Houve um movimento cívico que tentou defender o nosso património ferroviário. Ainda assim, como tantas vezes acontece, alguns viram nesses movimentos uma oportunidade de promoção pessoal em vez de um compromisso verdadeiro com a comunidade. Enquanto tudo isto acontecia, o tempo avançava devagar, quase com a mesma lentidão das antigas locomotivas a v***r, demasiado devagar para quem esperava ação.
É também lamentável perceber como os nossos autarcas continuam a aceitar sem resistência as orientações vindas de Lisboa, sem exigirem compensações que defendam os interesses locais.

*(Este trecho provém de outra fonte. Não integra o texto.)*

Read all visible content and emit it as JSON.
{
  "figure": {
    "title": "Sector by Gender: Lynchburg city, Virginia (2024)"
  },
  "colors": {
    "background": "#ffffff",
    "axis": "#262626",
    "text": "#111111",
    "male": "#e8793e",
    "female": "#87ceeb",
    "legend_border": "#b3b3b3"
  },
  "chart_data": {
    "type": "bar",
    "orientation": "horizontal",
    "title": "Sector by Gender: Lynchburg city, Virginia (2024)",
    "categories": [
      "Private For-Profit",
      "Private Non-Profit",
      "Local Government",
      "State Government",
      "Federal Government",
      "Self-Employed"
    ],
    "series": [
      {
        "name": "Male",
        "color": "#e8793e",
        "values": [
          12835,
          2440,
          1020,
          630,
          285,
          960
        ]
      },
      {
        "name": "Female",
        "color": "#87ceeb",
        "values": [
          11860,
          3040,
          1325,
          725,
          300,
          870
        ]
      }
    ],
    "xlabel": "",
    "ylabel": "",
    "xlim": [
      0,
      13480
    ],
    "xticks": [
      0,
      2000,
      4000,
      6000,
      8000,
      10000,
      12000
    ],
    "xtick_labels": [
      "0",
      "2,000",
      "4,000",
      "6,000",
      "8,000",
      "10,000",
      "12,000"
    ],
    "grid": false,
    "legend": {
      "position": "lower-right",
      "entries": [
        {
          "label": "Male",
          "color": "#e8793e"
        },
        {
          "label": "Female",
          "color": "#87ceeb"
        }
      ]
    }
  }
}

Durante a campanha autárquica houve momentos de tensão entre candidatos, mas não devemos esquecer que muitos dos protagonistas já ocuparam cargos políticos sob a mesma cor partidária.
Mudam as caras, mas permanece a dependência em relação ao poder central. Por tudo isto, deixo um apelo direto aos munícipes. Participem. Marquem presença nas assembleias municipais e nas assembleias de freguesia, seja presencialmente ou através das transmissões online. Exijam transparência, fiscalização e debate. Só assim, nas próximas eleições, a escolha deixará de ser decidida por quem distribui mais brindes ou promete mais obras. A democracia
local precisa de cidadãos atentos, informados e exigentes.
A BA 61 partiu. Mas a responsabilidade não deve partir com ela. Que este episódio sirva de alerta para que o concelho não continue apenas a ver passar comboios enquanto perde, pouco a pouco, os símbolos que o definem.